Sales of previously owned U.S. homes climbed 4.2% in May to an annualized rate of 5.18 million, the highest level since November 2009, figures from the National Association of Realtors showed last week. The median selling price surged from a year ago by the most since October 2005, the group said.
Traction in the residential real estate recovery is supporting homebuilders’ positive outlook. The National Association of Home Builders/Wells Fargo index of builder sentiment rose eight points, the biggest monthly increase since September 2002, to 52 in June. Readings above 50 mean more respondents said conditions were good.
The sustained growth in demand is lifting companies such as lumber producer Weyerhaeuser Co. of Federal Way, Washington, and building confidence in the housing market’s return to pre- recession levels.
“We are, as we discussed in May, seeing a recovery in housing,” Chief Executive Officer Daniel Fulton said on a June 17 conference call. “We believe we are on our path to long-term recovery to trend levels.”
At the same time, borrowing costs are climbing from record lows. The average rate on a 30-year fixed mortgage was 3.93% in the week ended June 20, compared with an average 3.55% so far in 2013, according to data from Freddie Mac.
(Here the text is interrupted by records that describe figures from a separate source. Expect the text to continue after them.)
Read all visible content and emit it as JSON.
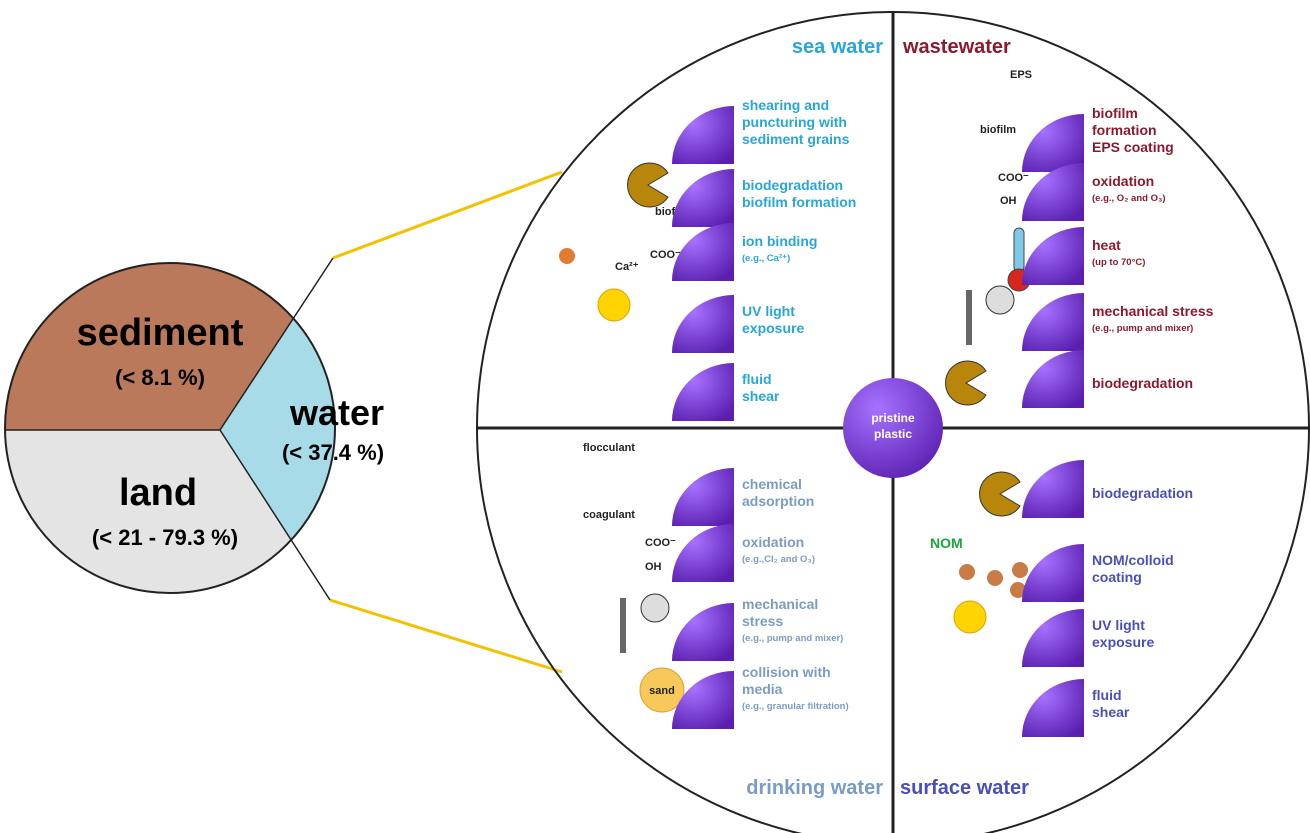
{
  "pie": {
    "segments": [
      {
        "name": "sediment",
        "label": "(< 8.1 %)",
        "color": "#b9795a"
      },
      {
        "name": "water",
        "label": "(< 37.4 %)",
        "color": "#a8dbe8"
      },
      {
        "name": "land",
        "label": "(< 21 - 79.3 %)",
        "color": "#e4e4e4"
      }
    ]
  },
  "center": [
    "pristine",
    "plastic"
  ],
  "quadrants": [
    {
      "title": "sea water",
      "color": "#29a6d8",
      "items": [
        {
          "lines": [
            "shearing and",
            "puncturing with",
            "sediment grains"
          ]
        },
        {
          "lines": [
            "biodegradation",
            "biofilm formation"
          ]
        },
        {
          "lines": [
            "ion binding"
          ],
          "note": "(e.g., Ca²⁺)"
        },
        {
          "lines": [
            "UV light",
            "exposure"
          ]
        },
        {
          "lines": [
            "fluid",
            "shear"
          ]
        }
      ]
    },
    {
      "title": "wastewater",
      "color": "#8b1a2e",
      "items": [
        {
          "lines": [
            "biofilm",
            "formation",
            "EPS coating"
          ]
        },
        {
          "lines": [
            "oxidation"
          ],
          "note": "(e.g., O₂ and O₃)"
        },
        {
          "lines": [
            "heat"
          ],
          "note": "(up to 70°C)"
        },
        {
          "lines": [
            "mechanical stress"
          ],
          "note": "(e.g., pump and mixer)"
        },
        {
          "lines": [
            "biodegradation"
          ]
        }
      ]
    },
    {
      "title": "drinking water",
      "color": "#7a9cc4",
      "items": [
        {
          "lines": [
            "chemical",
            "adsorption"
          ]
        },
        {
          "lines": [
            "oxidation"
          ],
          "note": "(e.g.,Cl₂ and O₃)"
        },
        {
          "lines": [
            "mechanical",
            "stress"
          ],
          "note": "(e.g., pump and mixer)"
        },
        {
          "lines": [
            "collision with",
            "media"
          ],
          "note": "(e.g., granular filtration)"
        }
      ]
    },
    {
      "title": "surface water",
      "color": "#4a4fb8",
      "items": [
        {
          "lines": [
            "biodegradation"
          ]
        },
        {
          "lines": [
            "NOM/colloid",
            "coating"
          ]
        },
        {
          "lines": [
            "UV light",
            "exposure"
          ]
        },
        {
          "lines": [
            "fluid",
            "shear"
          ]
        }
      ]
    }
  ],
  "annotations": [
    "EPS",
    "biofilm",
    "biofilm",
    "COO⁻",
    "OH",
    "Ca²⁺",
    "COO⁻",
    "flocculant",
    "coagulant",
    "COO⁻",
    "OH",
    "sand",
    "NOM"
  ]
}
The rate fell to 3.31% in November, the lowest in records dating to 1972.
Fed Chairman Ben S. Bernanke said at a news conference last week that the rise in mortgage rates hasn’t been “so dramatic” as he suggested the housing market may be strong enough to withstand higher borrowing costs.
At the same time, investors sold bonds that guide home-loan rates as Bernanke said he expects the Fed will slow its $85 billion in monthly asset purchases later this year and end the program around the middle of 2014.